Refco "Hiccup" a Symptom of Easy Money Binge Drinking?
I would like to apologize for a bit of possibly misleading hyperbole in my last piece, What the Refco Mess Teaches Us that was published here on October, 24. In that article I referred to Refco as "one of the world's largest financial institutions".
Certainly Refco was huge compared to say your local bank, and its bankruptcy was of enough import to financial markets to warrant coverage by international news agencies. Nevertheless, even before the collapse of its share price, Refco was dwarfed in terms of market capitalization by institutions such as the money center banks, like JP Morgan, or GSEs such as Fannie Mae. Therefore, I think my characterization of Refco was needlessly hyperbolic. For that, I'm sorry.
Furthermore, as we have seen, Refco's bankruptcy, while delivering quite a blow to some investors, even one as famous as Jim Rogers, is probably nothing more than a hiccup to the broader financial markets. And while it was ostensibly caused by some malfeasance on the part of its former CEO, I believe this "hiccup", if you will, is symptomatic of a financial system that is drunk on monetary, credit and derivative excesses.

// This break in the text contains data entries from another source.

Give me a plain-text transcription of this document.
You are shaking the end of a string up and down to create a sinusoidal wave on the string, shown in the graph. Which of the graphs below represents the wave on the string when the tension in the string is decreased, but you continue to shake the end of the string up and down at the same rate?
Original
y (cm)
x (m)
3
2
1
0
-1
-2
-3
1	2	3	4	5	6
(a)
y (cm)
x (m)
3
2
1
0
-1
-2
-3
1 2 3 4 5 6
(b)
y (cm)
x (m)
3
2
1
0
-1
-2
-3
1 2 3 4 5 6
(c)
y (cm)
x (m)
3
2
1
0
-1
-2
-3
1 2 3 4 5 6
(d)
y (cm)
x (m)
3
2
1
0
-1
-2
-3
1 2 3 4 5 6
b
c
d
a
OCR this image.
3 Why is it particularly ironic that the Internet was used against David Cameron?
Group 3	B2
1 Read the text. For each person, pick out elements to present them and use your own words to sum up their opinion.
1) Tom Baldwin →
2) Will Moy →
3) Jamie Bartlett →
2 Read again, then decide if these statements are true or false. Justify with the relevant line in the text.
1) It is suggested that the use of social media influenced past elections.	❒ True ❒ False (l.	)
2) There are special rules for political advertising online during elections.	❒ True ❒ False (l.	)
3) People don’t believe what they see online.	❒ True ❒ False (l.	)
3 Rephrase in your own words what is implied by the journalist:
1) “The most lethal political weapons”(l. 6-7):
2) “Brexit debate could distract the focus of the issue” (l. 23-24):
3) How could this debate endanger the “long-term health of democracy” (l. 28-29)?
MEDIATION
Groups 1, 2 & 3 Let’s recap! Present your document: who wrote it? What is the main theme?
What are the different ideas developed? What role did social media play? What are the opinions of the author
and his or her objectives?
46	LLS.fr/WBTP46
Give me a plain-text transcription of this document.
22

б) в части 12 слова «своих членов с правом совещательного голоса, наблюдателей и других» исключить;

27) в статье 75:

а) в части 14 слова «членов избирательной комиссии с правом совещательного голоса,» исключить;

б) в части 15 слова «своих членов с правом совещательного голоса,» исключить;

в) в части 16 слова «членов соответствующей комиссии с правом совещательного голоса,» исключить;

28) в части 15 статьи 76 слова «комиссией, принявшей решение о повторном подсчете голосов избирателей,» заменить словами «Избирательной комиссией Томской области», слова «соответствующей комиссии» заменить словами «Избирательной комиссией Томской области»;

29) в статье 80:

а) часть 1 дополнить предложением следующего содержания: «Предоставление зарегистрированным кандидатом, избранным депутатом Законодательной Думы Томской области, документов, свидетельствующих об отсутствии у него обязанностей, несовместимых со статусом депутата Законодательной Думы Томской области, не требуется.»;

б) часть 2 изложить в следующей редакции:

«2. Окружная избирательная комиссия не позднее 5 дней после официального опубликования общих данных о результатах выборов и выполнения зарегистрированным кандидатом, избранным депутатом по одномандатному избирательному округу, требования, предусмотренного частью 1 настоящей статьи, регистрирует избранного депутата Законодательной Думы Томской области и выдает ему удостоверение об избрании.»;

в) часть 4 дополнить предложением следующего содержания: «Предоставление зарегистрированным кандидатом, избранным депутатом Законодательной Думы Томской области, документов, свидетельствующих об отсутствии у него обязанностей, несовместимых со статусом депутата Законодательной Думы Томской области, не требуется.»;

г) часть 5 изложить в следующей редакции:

Of course, it is no coincidence that these types of problems begin to come to the fore during periods of Fed rate hiking. As the Fed "removes the punch bowl" the real drunks at the party, those who have over extended their credit, begin to get the DTs. Expect to see more of this type of thing as rates continue to rise. I still stand by the main point of my essay: we may be on the brink of a nasty credit crunch that would lead to lots of counter party failures in derivatives markets, making precious metals much more attractive to investors in their traditional role as a portfolio hedge. And I will add that it would take only a tiny fraction of the money in the derivatives markets to move into precious metals to launch them to prices which are multiples of what they are now.
BTW: Taking a look at the most recent money supply data, I see that since August, M3 has been rising at a 12% annualized rate.
Could this have something to do with a clandestine Fed bail out of...say...Fannie Mae, due to its derivative excesses?
A little monetary "hair of the dog" after some derivative binge drinking?
Could this be why the Fed is going to discontinue publishing figures for M3? Wouldn't want that to put the lie to their inflation fighting stance.
Could this be what precious metal markets are sniffing? Hmmmmmmmmmm.